Estimates suggest that an unfair dismissal claim costs $3,600 and around 63 hours of management time for a small business to defend. This is time and money that most small businesses can ill afford. There is absolutely no protection for employers to prevent vexatious claims from being made. Disgruntled employees can use the existing provisions to blackmail their former employer, who often finds it easier just to settle the claim rather than spend time and money defending what may be baseless allegations.

There is evidence to suggest that these laws have their worst effect on the long-term unemployed, young job seekers and workers who come from minority groups. Given the perceived risks that would be associated with employing these groups, employers who are confused and fearful of the existing regime will be more likely to take a chance on a less marginalised group. I hear talk from Labor these days about economic credibility, and a new-found sense of responsibility following the experiment of the previous opposition leader. Yet Labor members have, astonishingly, risen to oppose these much-needed reforms.

Although these laws are attractive at face value, you always need to be mindful of the ultimate effects of such legislation. Because these laws have been in place for many years, it is not difficult for any member to be just that, by actually going to talk to the small businesses within their electorates. They would tell them that these oppressive restrictions cost Australians jobs. The knee-jerk reaction of the Labor Party in opposing these measures appears to be rooted in the outdated notions of class warfare, of the employer as the enemy. Labor assumes that businesspeople will unfairly treat their employees if given half a chance. This is a disgraceful slur on hardworking Australian operators of small, medium and large businesses. Anyone who has employed staff knows that letting one of them go is perhaps one of the most horrible tasks that an employer ever has to perform. It is not something that is done lightly and it is always an unpleasant task.
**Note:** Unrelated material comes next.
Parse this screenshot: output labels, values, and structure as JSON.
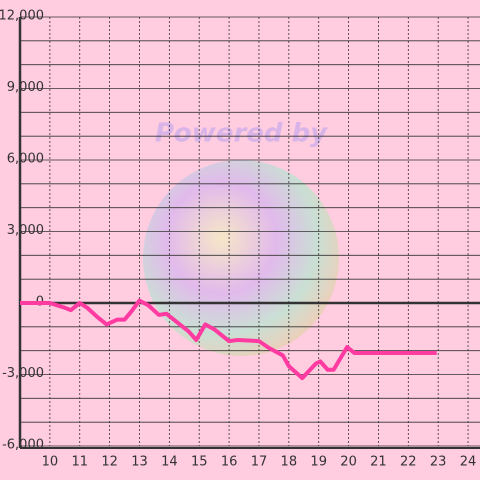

With the limited time I have got left—with the approach of question time—I would like to end my speech where I started, and that is by saying that this Prime Minister has stood for a more flexible industrial relations system for the whole of his public life. This stands in stark contrast to the current Leader of the Opposition. He has a chance in question time to stand up and tell us, after 25 years in public life, something that he actually believes in—a core principle that he would be prepared to defend if he were Prime Minister. He could explain to us the sorts of things that he believes in and the sorts of qualities that he would champion if he were to become Prime Minister. I say to the Leader of the Opposition: the parliament is full—you have an opportunity. You can stand up in question time and tell us one thing that you would do if you were made Prime Minister of this country. Stand up and tell the Australian people what sorts of principles you would use when you were defining public policy.

This side of the House is proud of the record of our Prime Minister in standing for workplace flexibility for the whole of his public life. It is now incumbent upon the Leader of the Opposition to stand up and tell us something that he has stood for for the whole of his public life, and to tell us one thing that he would champion if he were Prime Minister.

The SPEAKER —Order! It being approximately 2 pm, the debate is interrupted in accordance with standing order 97. The debate may be resumed at a later hour.